The Smirnov class in the unit disc $\mathbb{D}$ can be characterized as space $$ N^{+}=\{ \phi/\psi\; :\; \phi ,\psi\in H^{\infty},\; \psi\;\; outer\} $$ where $H^{\infty}$ denotes the algebra of bounded analytic functions on $\mathbb{D}$.
My question is what the meaning of outer is inside of the brace?

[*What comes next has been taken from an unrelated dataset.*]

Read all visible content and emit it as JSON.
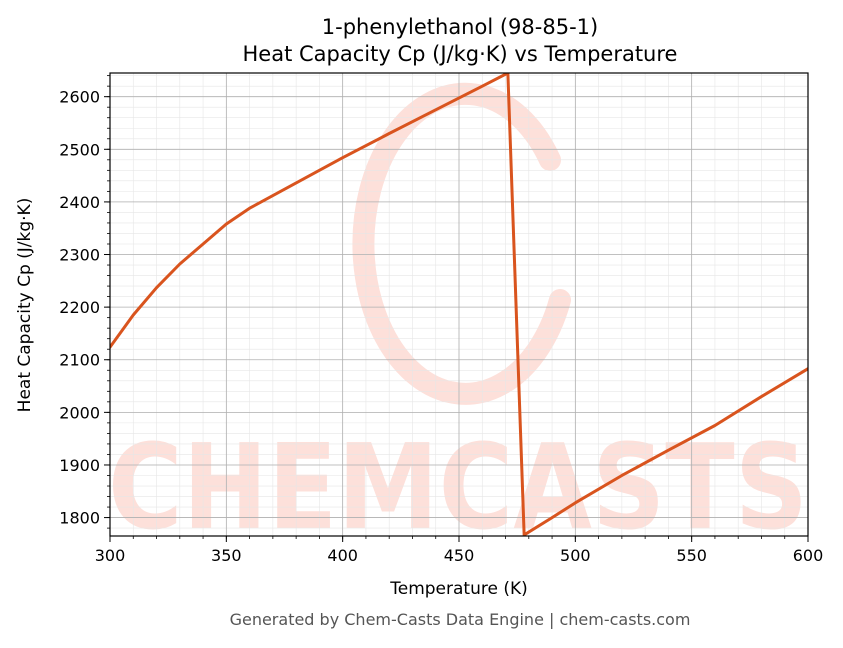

A function $\psi\in H^1(\mathbb{D})$ is called outer if it has the integral representation $$ \psi(z) = \alpha \exp\left(\frac{1}{2\pi}\int_{-\pi}^{\pi} \frac{e^{it} + z }{e^{it}-z} k(t)\,dt\right) $$ for some constant $\alpha$ with $|\alpha|=1$ and some real-valued $k\in L^1[-\pi, \pi]$. The main features of outer function:
The main purpose of these is the inner-outer factorization: every $H^1$ function is the product of an inner function (modulus $1$ a.e. on the boundary) and an outer function, in an essentially unique way; you can only move a unimodular constant from one factor to the other.
Also, the reciprocal of an outer function has integral representation $$ 1/\psi(z) = \alpha^{-1} \exp\left(-\frac{1}{2\pi}\int_{-\pi}^{\pi} \frac{e^{it} + z }{e^{it}-z} k(t)\,dt\right) $$ which makes it somewhat manageable, even though $1/\psi$ need not be in a Hardy class. This is why having an outer functions in the denominator, as is the case in your formula, still makes a reasonable function class.